Das Rote Kreuz wird von der Regierung oft in seiner Arbeit behindert, beklagt man sich. Selbst in der Hauptstadt gebe es Viertel, in denen die Helfer seit vielen Monaten nicht mehr aktiv sein durften. Die Helfer machen sich große Sorgen.

»Ein Militärschlag würde die Situation eskalieren lassen und einen riesigen Bedarf an humanitärer Hilfe auslösen. Und dabei ist schon heute der Bedarf bei weitem nicht gedeckt.«

Rima Kamel, Rotes Kreuz Damaskus

Journalisten dürfen alles fragen in diesen Tagen, sogar nach den drastisch angestiegenen Preisen, nur nicht, ob die Leute Angst vor einem Angriff haben.

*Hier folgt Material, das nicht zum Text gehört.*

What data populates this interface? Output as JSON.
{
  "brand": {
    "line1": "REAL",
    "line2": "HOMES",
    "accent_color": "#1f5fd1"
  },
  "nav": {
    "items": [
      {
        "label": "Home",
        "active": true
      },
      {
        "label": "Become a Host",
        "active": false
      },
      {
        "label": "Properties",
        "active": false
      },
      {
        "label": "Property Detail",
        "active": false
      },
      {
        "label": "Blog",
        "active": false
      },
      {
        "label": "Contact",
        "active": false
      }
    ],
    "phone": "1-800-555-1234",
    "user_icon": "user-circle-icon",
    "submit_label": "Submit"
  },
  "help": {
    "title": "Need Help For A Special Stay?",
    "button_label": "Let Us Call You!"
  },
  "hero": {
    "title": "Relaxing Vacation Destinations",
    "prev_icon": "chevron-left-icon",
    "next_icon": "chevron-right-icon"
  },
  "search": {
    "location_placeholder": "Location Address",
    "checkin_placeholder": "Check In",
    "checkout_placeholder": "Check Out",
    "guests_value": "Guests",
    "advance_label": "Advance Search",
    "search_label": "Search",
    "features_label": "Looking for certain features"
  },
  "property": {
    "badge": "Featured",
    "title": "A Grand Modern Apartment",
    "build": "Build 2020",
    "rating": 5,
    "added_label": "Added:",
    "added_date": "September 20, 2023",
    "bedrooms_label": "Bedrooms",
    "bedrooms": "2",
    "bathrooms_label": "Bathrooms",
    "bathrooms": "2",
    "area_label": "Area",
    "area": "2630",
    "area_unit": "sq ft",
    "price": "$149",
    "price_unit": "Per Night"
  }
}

Wenn drei Syrer zusammen stehen, ist einer wahrscheinlich beim Geheimdienst. Und so sind die Antworten lupenreine Propaganda:

»Wir haben nur einige unbedeutende Probleme. Und die werden sehr bald gelöst sein.«

Ein Mann

"Haben Sie Angst?“, fragen wir. "Nein“, sagt die Frau. "Warum nicht?“ Ihre Antwort: "Weil Gott auf unserer Seite ist!“

»Syrien wird stark sein. Unser Führer wird gewinnen und Gott wird uns helfen, Obama zu besiegen und all die anderen Feinde Syriens, vor allem die Golfstaaten!«

Ein Mann

Eine Frau auf einem Berg über Damaskus
Eine Frau auf einem Berg über Damaskus | Bild: BR

Diesen Hügel haben ausländische Journalisten seit dem Beginn des Bürgerkriegs nicht mehr erklimmen dürfen: die Kassioun-Berge oberhalb der Hauptstadt, reines Militärgelände. Von hier hat man einen phantastischen Blick.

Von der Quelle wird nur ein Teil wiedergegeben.